I configured our server to perform a build after each push to our mercurial repositories: test, coverage analysis, documentation generation, email to the team, etc. I wanted to make sure that only one build at a time could occur so I tried to use the at command in Linux, only to realize later that although at had the concept of a job queue, it did not ensure that the jobs were executed one at a time. *

Finally, I found a nice trick in bash to do this. It is not perfect (there is still the possibility that two jobs will run concurrently or that the queue will get corrupted), but for our use case, this is acceptable and quite unlikely.

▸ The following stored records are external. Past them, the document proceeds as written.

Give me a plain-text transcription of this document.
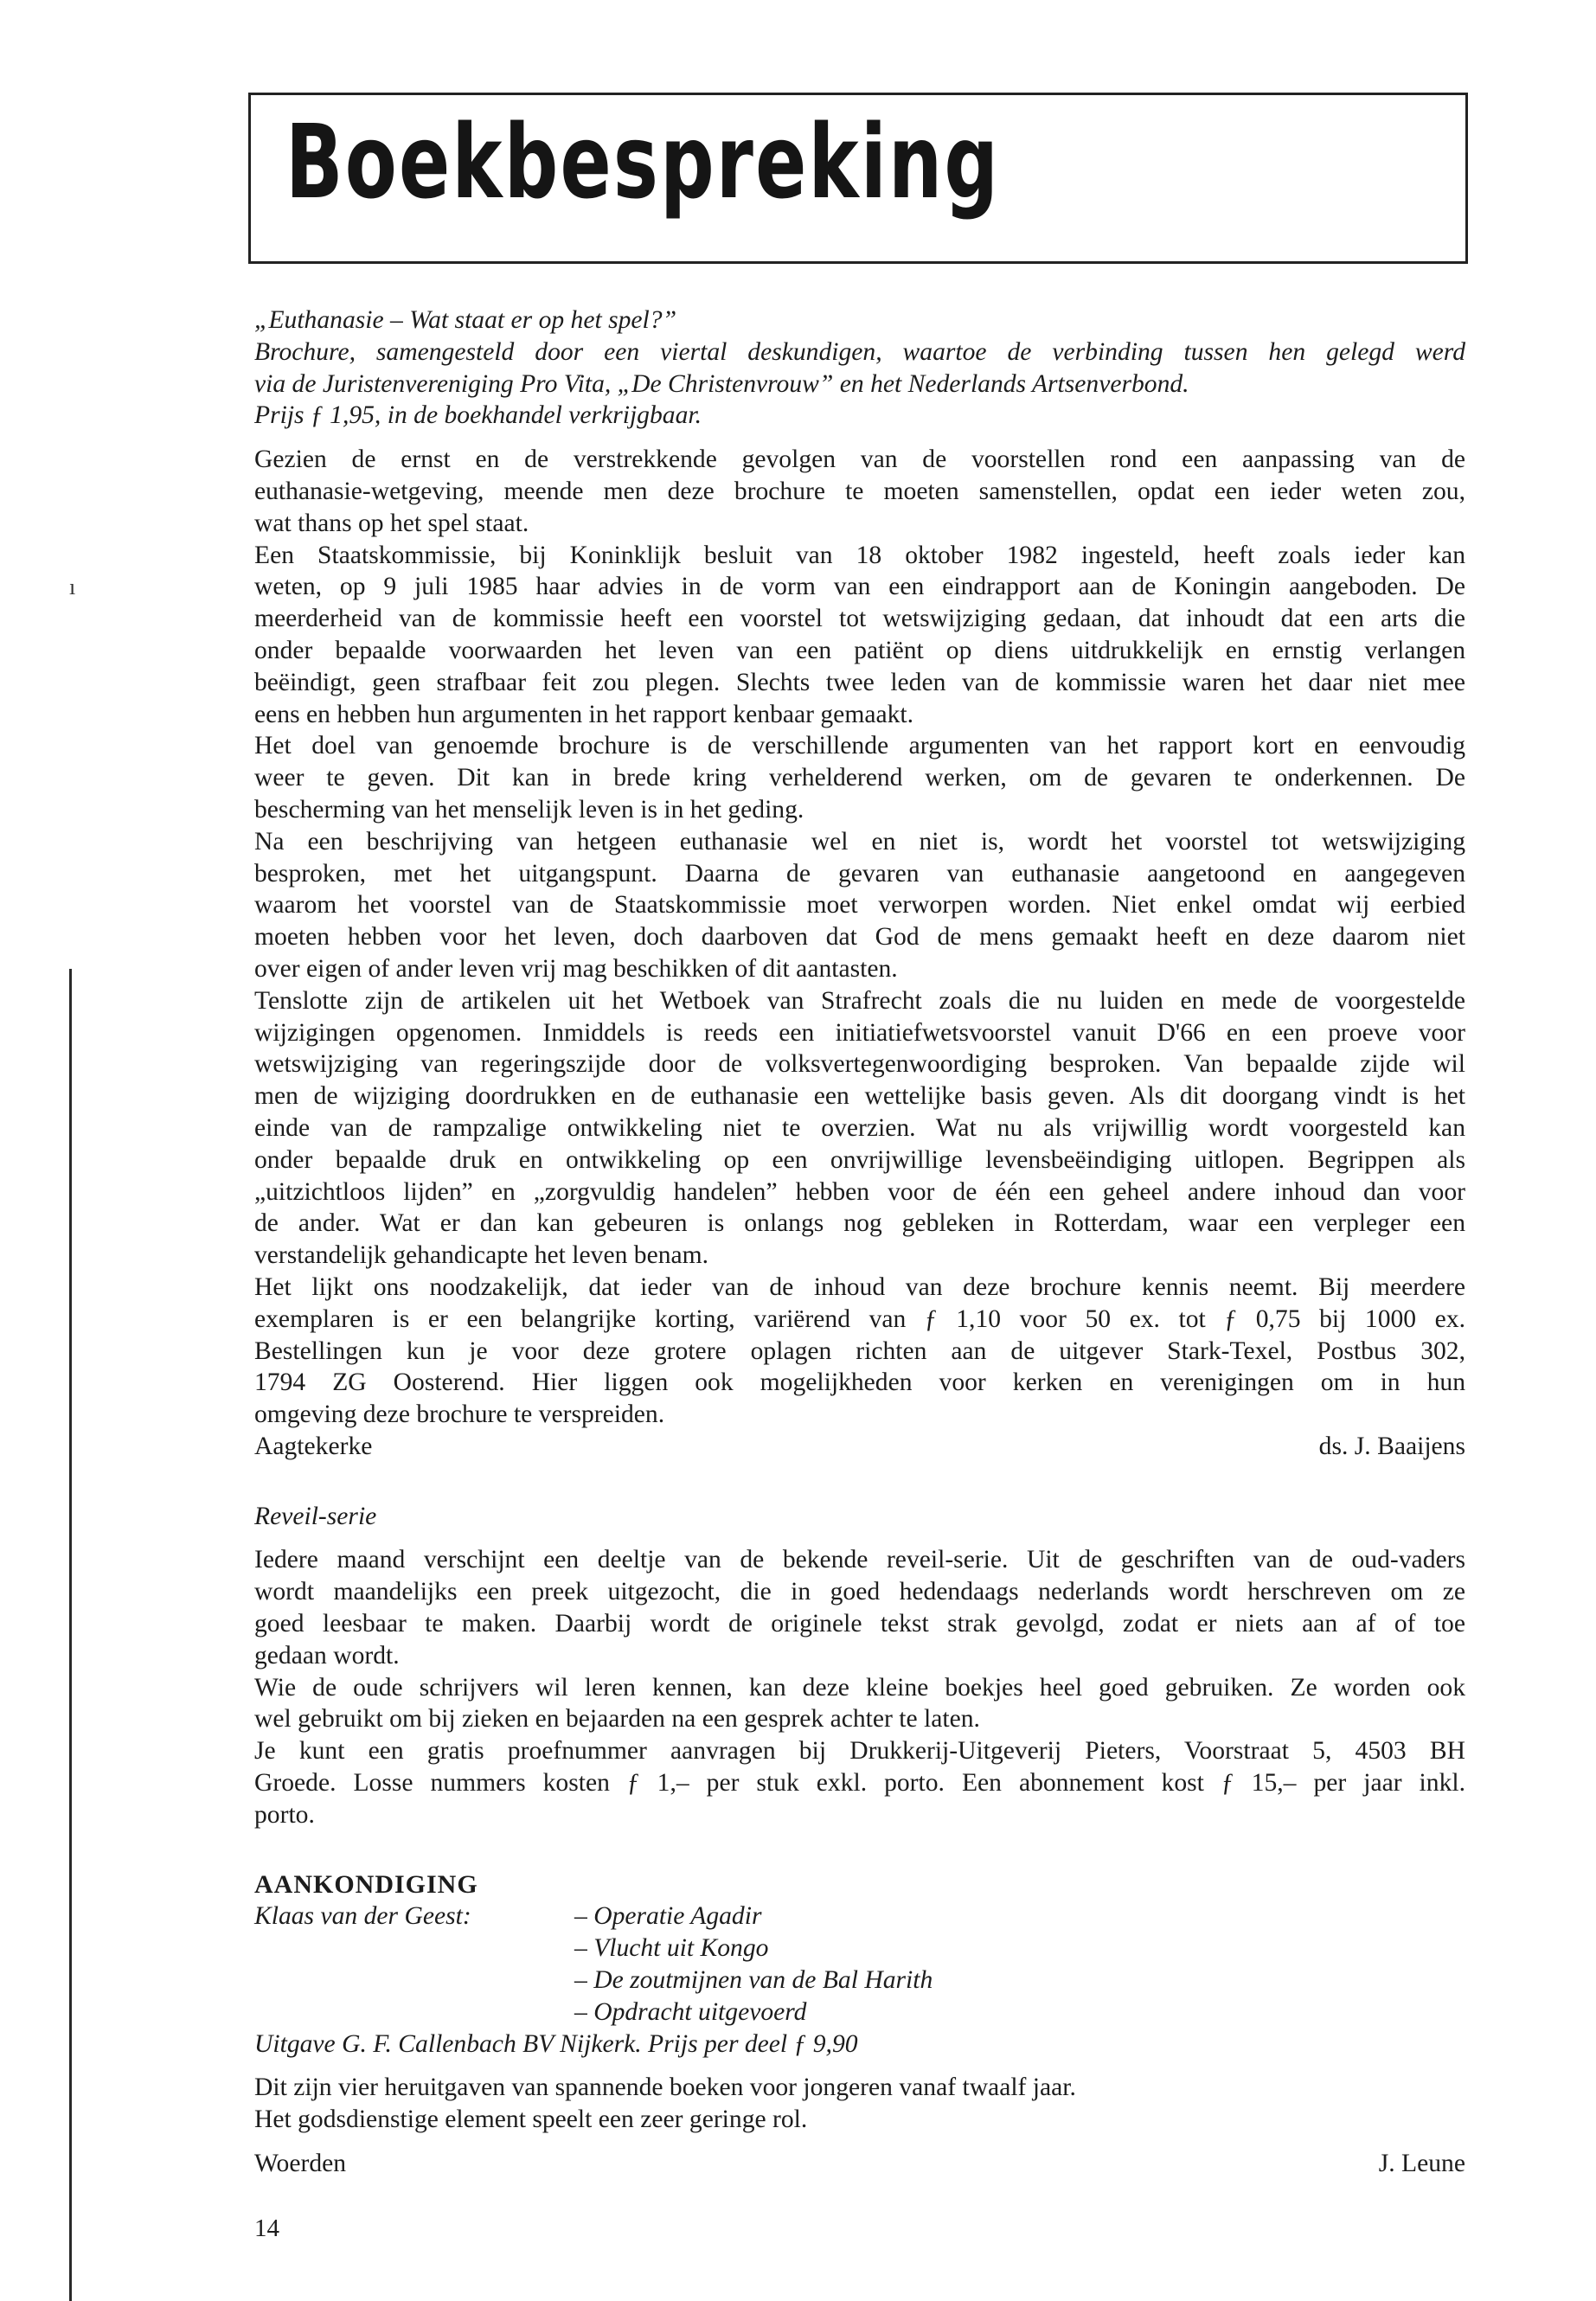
ı
Boekbespreking
„Euthanasie – Wat staat er op het spel?”
Brochure, samengesteld door een viertal deskundigen, waartoe de verbinding tussen hen gelegd werd
via de Juristenvereniging Pro Vita, „De Christenvrouw” en het Nederlands Artsenverbond.
Prijs ƒ 1,95, in de boekhandel verkrijgbaar.
Gezien de ernst en de verstrekkende gevolgen van de voorstellen rond een aanpassing van de
euthanasie-wetgeving, meende men deze brochure te moeten samenstellen, opdat een ieder weten zou,
wat thans op het spel staat.
Een Staatskommissie, bij Koninklijk besluit van 18 oktober 1982 ingesteld, heeft zoals ieder kan
weten, op 9 juli 1985 haar advies in de vorm van een eindrapport aan de Koningin aangeboden. De
meerderheid van de kommissie heeft een voorstel tot wetswijziging gedaan, dat inhoudt dat een arts die
onder bepaalde voorwaarden het leven van een patiënt op diens uitdrukkelijk en ernstig verlangen
beëindigt, geen strafbaar feit zou plegen. Slechts twee leden van de kommissie waren het daar niet mee
eens en hebben hun argumenten in het rapport kenbaar gemaakt.
Het doel van genoemde brochure is de verschillende argumenten van het rapport kort en eenvoudig
weer te geven. Dit kan in brede kring verhelderend werken, om de gevaren te onderkennen. De
bescherming van het menselijk leven is in het geding.
Na een beschrijving van hetgeen euthanasie wel en niet is, wordt het voorstel tot wetswijziging
besproken, met het uitgangspunt. Daarna de gevaren van euthanasie aangetoond en aangegeven
waarom het voorstel van de Staatskommissie moet verworpen worden. Niet enkel omdat wij eerbied
moeten hebben voor het leven, doch daarboven dat God de mens gemaakt heeft en deze daarom niet
over eigen of ander leven vrij mag beschikken of dit aantasten.
Tenslotte zijn de artikelen uit het Wetboek van Strafrecht zoals die nu luiden en mede de voorgestelde
wijzigingen opgenomen. Inmiddels is reeds een initiatiefwetsvoorstel vanuit D'66 en een proeve voor
wetswijziging van regeringszijde door de volksvertegenwoordiging besproken. Van bepaalde zijde wil
men de wijziging doordrukken en de euthanasie een wettelijke basis geven. Als dit doorgang vindt is het
einde van de rampzalige ontwikkeling niet te overzien. Wat nu als vrijwillig wordt voorgesteld kan
onder bepaalde druk en ontwikkeling op een onvrijwillige levensbeëindiging uitlopen. Begrippen als
„uitzichtloos lijden” en „zorgvuldig handelen” hebben voor de één een geheel andere inhoud dan voor
de ander. Wat er dan kan gebeuren is onlangs nog gebleken in Rotterdam, waar een verpleger een
verstandelijk gehandicapte het leven benam.
Het lijkt ons noodzakelijk, dat ieder van de inhoud van deze brochure kennis neemt. Bij meerdere
exemplaren is er een belangrijke korting, variërend van ƒ 1,10 voor 50 ex. tot ƒ 0,75 bij 1000 ex.
Bestellingen kun je voor deze grotere oplagen richten aan de uitgever Stark-Texel, Postbus 302,
1794 ZG Oosterend. Hier liggen ook mogelijkheden voor kerken en verenigingen om in hun
omgeving deze brochure te verspreiden.
Aagtekerke	ds. J. Baaijens
Reveil-serie
Iedere maand verschijnt een deeltje van de bekende reveil-serie. Uit de geschriften van de oud-vaders
wordt maandelijks een preek uitgezocht, die in goed hedendaags nederlands wordt herschreven om ze
goed leesbaar te maken. Daarbij wordt de originele tekst strak gevolgd, zodat er niets aan af of toe
gedaan wordt.
Wie de oude schrijvers wil leren kennen, kan deze kleine boekjes heel goed gebruiken. Ze worden ook
wel gebruikt om bij zieken en bejaarden na een gesprek achter te laten.
Je kunt een gratis proefnummer aanvragen bij Drukkerij-Uitgeverij Pieters, Voorstraat 5, 4503 BH
Groede. Losse nummers kosten ƒ 1,– per stuk exkl. porto. Een abonnement kost ƒ 15,– per jaar inkl.
porto.
AANKONDIGING
Klaas van der Geest:	– Operatie Agadir
– Vlucht uit Kongo
– De zoutmijnen van de Bal Harith
– Opdracht uitgevoerd
Uitgave G. F. Callenbach BV Nijkerk. Prijs per deel ƒ 9,90
Dit zijn vier heruitgaven van spannende boeken voor jongeren vanaf twaalf jaar.
Het godsdienstige element speelt een zeer geringe rol.
Woerden	J. Leune
14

To create a bash queue, create a file, say /opt/scripts_output/queue, then add this code at the beginning of your script:

towait=`tail -n 1 /opt/scripts_output/queue`  
echo $$ >> /opt/scripts_output/queue

while kill -0 $towait >/dev/null 2>&1; do  
    sleep 1
done  

Essentially,

  1. The bash script reads the pid of the last job.
  2. The script writes its pid to the queue file.
  3. The script waits for the last job to terminate (kill -0) and then proceed.

Because 1 and 2 are not atomic, this could be problematic if you believe that your bash scripts can be called and executed exactly at the same time. One could create a small but unfair lock file to still keep the solution simple, but the ordering of the jobs would not be necessarily preserved.

You can factor this process in a bash function and you can use it in different scripts. As long as all scripts point to the same queue file, you will be (relatively) sure that they are only executed sequentially.

For us, if a problem occurs because of this script, I get an error in my mailbox and I just wait for the next push (or I manually relaunch the build process). This never happened since I wrote this script, but we know it is a possibility. If you want to use this little bash trick for mission-critical systems, that's another story.

* Actually, when a job is started by at, the job goes to another queue and at moves on to the next job and starts it if the time is right. The end result is that all jobs in a queue can run concurrently.